- O ministro Gilmar Mendes pediu vista e suspendeu o julgamento da ADPF 248, que discute o marco inicial da prescrição para restituição de tributos declarados inconstitucionais.
- A ação tramita no plenário virtual do STF; até a suspensão, havia apenas o voto do relator, ministro Ricardo Lewandowski.
- Lewandowski defende a parcial procedência, afastando a aplicação retroativa da mudança de jurisprudência do STJ, que passou a considerar irrelevante a decisão do STF para contar a prescrição.
- A CNC questiona a tese dos “cinco mais cinco” do STJ, que determina o prazo a partir da homologação do tributo, em vez da decisão de inconstitucionalidade do STF, para tributos declarados inválidos.
- Lewandowski sustenta que a mudança foi aplicada retroativamente, violando segurança jurídica, boa-fé e confiança legítima, e que não cabe ao STF criar novo marco interruptivo da prescrição.
O STF adiou a análise de um tema sobre tributos declarados inconstitucionais. A ADPF 248 discute o marco inicial da prescrição para ações de repetição de indébito. O presidente é Gilmar Mendes, que pediu vista e suspendeu o julgamento no plenário virtual.
Até o momento, o relator era o ministro Ricardo Lewandowski, já aposentado. Ele votou pela parcial procedência da ação para afastar a aplicação retroativa de mudança jurisprudencial do STJ. A modificação, segundo ele, prejudicou contribuintes.
O foco é a chamada tese dos “cinco mais cinco”, aplicada aos tributos reconhecidos como inconstitucionais pelo STF. A CNC — Confederação Nacional do Comércio — questiona esse entendimento do STJ, alegando violação à Constituição.
Lewandowski sustenta que não cabe ao STF criar novo marco de interrupção ou suspensão da prescrição. Ele afirma que o prazo decorre da extinção do crédito tributário, conforme a lei.
Ainda segundo o voto do relator, houve mudança abrupta de jurisprudência pelo STJ ao tratar do REsp 435.835, aplicando retroativamente a nova orientação.
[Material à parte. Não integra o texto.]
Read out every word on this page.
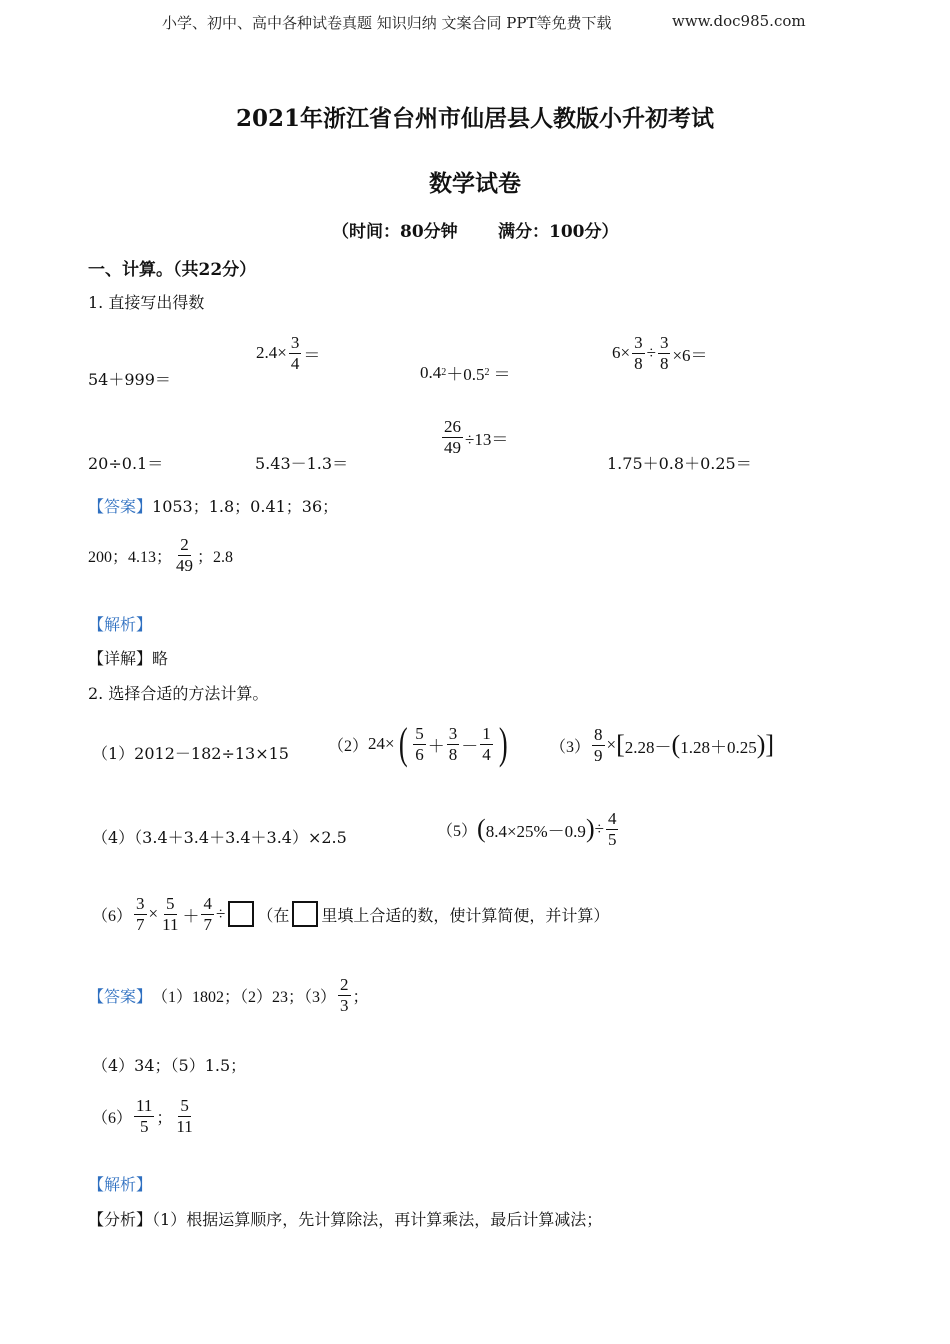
小学、初中、高中各种试卷真题 知识归纳 文案合同 PPT等免费下载	www.doc985.com
2021年浙江省台州市仙居县人教版小升初考试
数学试卷
（时间：80分钟 满分：100分）
一、计算。（共22分）
1. 直接写出得数
54＋999＝
$2.4\times \frac{3}{4}$ ＝
0.4 2 ＋0.5 2 ＝
$6\times \frac{3}{8} \div \frac{3}{8} \times 6=$
20÷0.1＝	5.43－1.3＝
$\frac{26}{49} \div 13=$
1.75＋0.8＋0.25＝
【答案】1053；1.8；0.41；36；
200；4.13； $\frac{2}{49}$ ；2.8
【解析】
【详解】略
2. 选择合适的方法计算。
（1）2012－182÷13×15 （2） 24× ( $\frac{5}{6} + \frac{3}{8} - \frac{1}{4}$ )	$(3) \frac{8}{9}$ × [ 2.28－ ( 1.28＋0.25 ) ]
（4）（3.4＋3.4＋3.4＋3.4）×2.5	（5） ( 8.4×25%－0.9 ) ÷ $\frac{4}{5}$
$(6) \frac{3}{7} \times \frac{5}{11} + \frac{4}{7}$ ÷ （在 里填上合适的数，使计算简便，并计算）
【答案】 （1）1802；（2）23；$(3) \frac{2}{3}$ ；
（4）34；（5）1.5；
$(6) \frac{11}{5}$ ； $\frac{5}{11}$
【解析】
【分析】（1）根据运算顺序，先计算除法，再计算乘法，最后计算减法；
Contribuintes que ajuizaram ações com base na orientação antiga teriam ficaram desprotegidos.
Segundo S. Exa., a retroatividade fere segurança jurídica, boa-fé e confiança legítima. Lewandowski cita precedentes do STF sobre modulação de efeitos e proteção da confiança, inclusive em casos de repetição de débitos após a LC 118/05.
Ao final, o voto relatado defende que a mudança do STJ não pode retroagir para alcançar pretensões não consideradas prescritas à época do ajuizamento. O julgamento continua em suspenso.
Histórico do julgamento
Em fevereiro de 2023, o então relator votou contra a retroatividade, fixando que a nova orientação não alcançaria pedidos ainda não prescritos no momento. O processo avançou no plenário virtual, mas ficou interrompido por pedido de destaque.
O destaque foi considerado posteriormente, com a análise prevista para o plenário físico, até que o pedido foi cancelado. A retomada ocorreu no ambiente virtual, na última sexta-feira, 8, antes da suspensão atual.
- Processo: ADPF 248.
- Órgão: STF.
- Tema: prescrição para restituição de tributos declarados inconstitucionais.
- Envolvidos principais: Gilmar Mendes, Ricardo Lewandowski, CNC.
Entenda a posição do plenário: o caso envolve a contagem da prescrição, o recorte temporal da inconstitucionalidade e o papel das decisões do STF e do STJ na definição de prazos. A próxima sessão definirá o rito e o mérito.
Fonte: informações divulgadas pelo STF e complementos de votações anteriores.